[108]: Cela fut manifeste, surtout dans la dernière session du concile de Trente, où les ambassadeurs de France menacèrent hautement de se retirer, si l'on osoit toucher à ce qu'ils appeloient les libertés gallicanes; où toutes les affaires de ce royaume étant conduites par des diplomates dont la foi étoit plus que suspecte, il n'est point de dispositions malveillantes et de prétentions hautaines qu'ils ne se plussent à élever contre les actes de cette assemblée vénérable. Il en résulta que, malgré tous les ménagements qu'y mirent le pape et les légats, et la précaution extrême qu'ils eurent de n'attaquer les usurpations du pouvoir temporel sur le Saint-Siége, qu'en exhortant les princes, par les motifs les plus pressants, à procurer l'observation des actes et décrets du saint concile, ces décrets et ces actes furent rejetés en France, en tout ce qui étoit contraire aux libertés de l'église gallicane; et si quelques-uns de ceux qui concernoient la discipline y furent adoptés, parce que l'utilité en étoit démontrée, ils le furent, non comme émanés du concile, mais comme autorisés par les états de Blois, qui s'assemblèrent quelques années après.

[109]: Voyez t. II, 2e part., p. 1071.

«Arrangez-moi un peu ces feux avec cette protection,» disoit très-judicieusement Brantôme.

[110]: Voyez p. [9] et [10] de ce vol.

[111]: Celui de la reine Marguerite de Navarre sa sœur.

[112]: La Popelinière.

[113]: Il assistoit à Avignon avec le roi et toute la cour à une procession de pénitents, lorsqu'il lui prit un mal de tête si violent, qu'il fut obligé de se retirer avant la fin de la cérémonie. Il mourut peu de jours après, le 26 décembre 1574, étant à peine âgé de cinquante ans. Le bruit courut qu'il avoit été empoisonné; mais on n'en a aucune preuve. Toujours à la tête des plus grandes affaires de l'Église ou de l'état, dirigé par les mêmes maximes politiques et religieuses que son illustre frère, doué comme lui d'un génie supérieur et d'un fort caractère, il occupe à côté de lui une première place parmi les grands personnages de son temps.

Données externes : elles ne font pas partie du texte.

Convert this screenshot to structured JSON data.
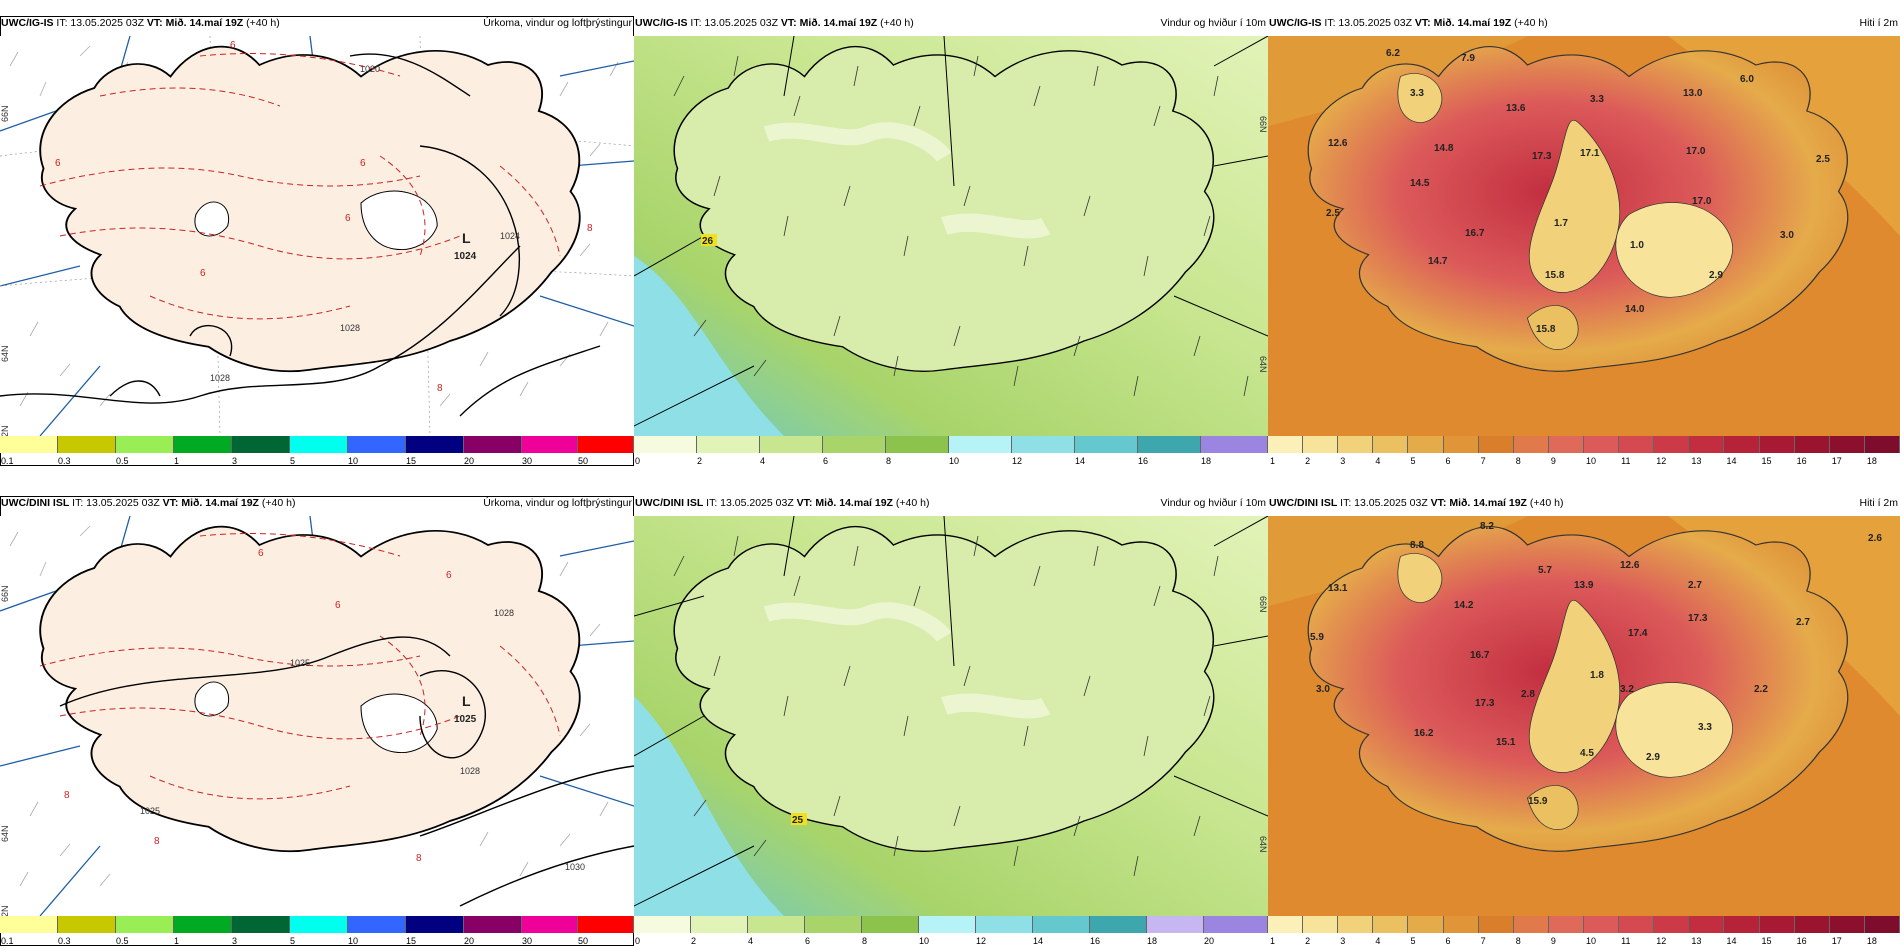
{
  "panels": [
    {
      "title_model": "UWC/IG-IS",
      "title_it": "IT: 13.05.2025 03Z",
      "title_vt_label": "VT:",
      "title_vt": "Mið. 14.maí 19Z",
      "title_lead": "(+40 h)",
      "title_right": "Úrkoma, vindur og loftþrýstingur",
      "low_label": "L",
      "low_value": "1024",
      "iso_labels": [
        "1020",
        "1024",
        "1028",
        "1028"
      ],
      "red_labels": [
        "6",
        "6",
        "6",
        "6",
        "6",
        "8",
        "8"
      ],
      "lat_labels": [
        "66N",
        "64N",
        "62N"
      ]
    },
    {
      "title_model": "UWC/IG-IS",
      "title_it": "IT: 13.05.2025 03Z",
      "title_vt_label": "VT:",
      "title_vt": "Mið. 14.maí 19Z",
      "title_lead": "(+40 h)",
      "title_right": "Vindur og hviður í 10m",
      "gust_label": "26",
      "lat_labels": [
        "66N",
        "64N"
      ]
    },
    {
      "title_model": "UWC/IG-IS",
      "title_it": "IT: 13.05.2025 03Z",
      "title_vt_label": "VT:",
      "title_vt": "Mið. 14.maí 19Z",
      "title_lead": "(+40 h)",
      "title_right": "Hiti í 2m",
      "temps": [
        "6.2",
        "7.9",
        "3.3",
        "13.6",
        "3.3",
        "13.0",
        "6.0",
        "12.6",
        "14.8",
        "17.3",
        "17.1",
        "17.0",
        "2.5",
        "14.5",
        "2.5",
        "17.0",
        "16.7",
        "1.7",
        "3.0",
        "1.0",
        "14.7",
        "15.8",
        "2.9",
        "14.0",
        "15.8"
      ]
    },
    {
      "title_model": "UWC/DINI ISL",
      "title_it": "IT: 13.05.2025 03Z",
      "title_vt_label": "VT:",
      "title_vt": "Mið. 14.maí 19Z",
      "title_lead": "(+40 h)",
      "title_right": "Úrkoma, vindur og loftþrýstingur",
      "low_label": "L",
      "low_value": "1025",
      "iso_labels": [
        "1025",
        "1028",
        "1028",
        "1025",
        "1030"
      ],
      "red_labels": [
        "6",
        "6",
        "6",
        "8",
        "8",
        "8"
      ],
      "lat_labels": [
        "66N",
        "64N",
        "62N"
      ]
    },
    {
      "title_model": "UWC/DINI ISL",
      "title_it": "IT: 13.05.2025 03Z",
      "title_vt_label": "VT:",
      "title_vt": "Mið. 14.maí 19Z",
      "title_lead": "(+40 h)",
      "title_right": "Vindur og hviður í 10m",
      "gust_label": "25",
      "lat_labels": [
        "66N",
        "64N"
      ]
    },
    {
      "title_model": "UWC/DINI ISL",
      "title_it": "IT: 13.05.2025 03Z",
      "title_vt_label": "VT:",
      "title_vt": "Mið. 14.maí 19Z",
      "title_lead": "(+40 h)",
      "title_right": "Hiti í 2m",
      "temps": [
        "8.2",
        "2.6",
        "8.8",
        "5.7",
        "12.6",
        "13.1",
        "13.9",
        "2.7",
        "14.2",
        "17.3",
        "2.7",
        "5.9",
        "17.4",
        "16.7",
        "1.8",
        "3.0",
        "2.8",
        "3.2",
        "2.2",
        "17.3",
        "3.3",
        "16.2",
        "15.1",
        "4.5",
        "2.9",
        "15.9"
      ]
    }
  ],
  "colorbars": {
    "precip": {
      "labels": [
        "0.1",
        "0.3",
        "0.5",
        "1",
        "3",
        "5",
        "10",
        "15",
        "20",
        "30",
        "50"
      ],
      "colors": [
        "#ffff99",
        "#c8c800",
        "#99ee55",
        "#00aa22",
        "#006633",
        "#00ffee",
        "#3366ff",
        "#000080",
        "#880066",
        "#ee0099",
        "#ff0000"
      ]
    },
    "wind_top": {
      "labels": [
        "0",
        "2",
        "4",
        "6",
        "8",
        "10",
        "12",
        "14",
        "16",
        "18"
      ],
      "colors": [
        "#f6fbe0",
        "#e2f3b8",
        "#c8e690",
        "#a8d46a",
        "#8cc34c",
        "#b6f3f6",
        "#8fe0e6",
        "#66c8cf",
        "#3ea7ae",
        "#c6b6f2",
        "#9a85e0"
      ]
    },
    "wind_bot": {
      "labels": [
        "0",
        "2",
        "4",
        "6",
        "8",
        "10",
        "12",
        "14",
        "16",
        "18",
        "20"
      ],
      "colors": [
        "#f6fbe0",
        "#e2f3b8",
        "#c8e690",
        "#a8d46a",
        "#8cc34c",
        "#b6f3f6",
        "#a2eaee",
        "#7fd6dc",
        "#55bec5",
        "#2ea4ab",
        "#c6b6f2",
        "#9a85e0",
        "#7a66cc"
      ]
    },
    "temp": {
      "labels": [
        "1",
        "2",
        "3",
        "4",
        "5",
        "6",
        "7",
        "8",
        "9",
        "10",
        "11",
        "12",
        "13",
        "14",
        "15",
        "16",
        "17",
        "18"
      ],
      "colors": [
        "#fbf1b8",
        "#f7e49a",
        "#f1d27a",
        "#ebc060",
        "#e5ab4a",
        "#df9538",
        "#d97f2c",
        "#e07a4a",
        "#e06a5a",
        "#dc5a5a",
        "#d44a50",
        "#cc3a48",
        "#c22e40",
        "#b62238",
        "#a81a34",
        "#9a1430",
        "#8c102e",
        "#7e0c2c"
      ]
    }
  }
}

[114]: Le duc Casimir osa lui demander raison de sa manière d'agir envers les protestants de France, tandis que lui-même et les autres princes allemands réformés persécutoient les catholiques dans leur propre pays; et le roi se vit réduit à lui donner sur ce point les explications les plus humiliantes.

[115]: Les termes de l'édit étoient ménagés de manière que la religion romaine paroissoit toujours la dominante; mais de sorte aussi que la prétendue réformée ne perdoit aucun avantage solide pour n'être qu'en second. On lui assuroit l'exercice public, avec une liberté plus étendue, mieux spécifiée et moins assujétie à la gêne des anciennes restrictions. Le roi établit ses sectateurs dans tous les priviléges de citoyens, dans le droit aux charges, aux magistratures et autres dignités: il approuva la prise d'armes et tout ce qu'ils avoient fait, comme très-utile à l'état; il leur accorda des juges établis exprès pour eux dans chaque parlement, neuf places de sûreté et des troupes, à condition qu'ils paieroient les dîmes, rendroient les biens d'église usurpés, chômeroient les fêtes extérieurement, et ne choqueroient en rien les catholiques dans leur culte.

[116]: Damville avoit eu occasion de connoître, dans ses relations avec elle, le génie de cette secte et les projets de ses chefs pour l'établissement d'une espèce de république dans le Bas-Languedoc, sur le plan de celles qu'ils avoient déjà formées à La Rochelle et à Montauban. Ils ne se servoient de leurs liaisons avec lui que pour le trahir et séduire les peuples; après les avoir séduits, s'emparer, en les soulevant, des principales villes, et le chasser de son gouvernement. Il s'en aperçut et rompit sans retour avec eux, mais trop tard: car le calvinisme avoit déjà jeté de profondes racines dans ce pays qui, de bon qu'il étoit, devint un des plus mauvais de toute la France.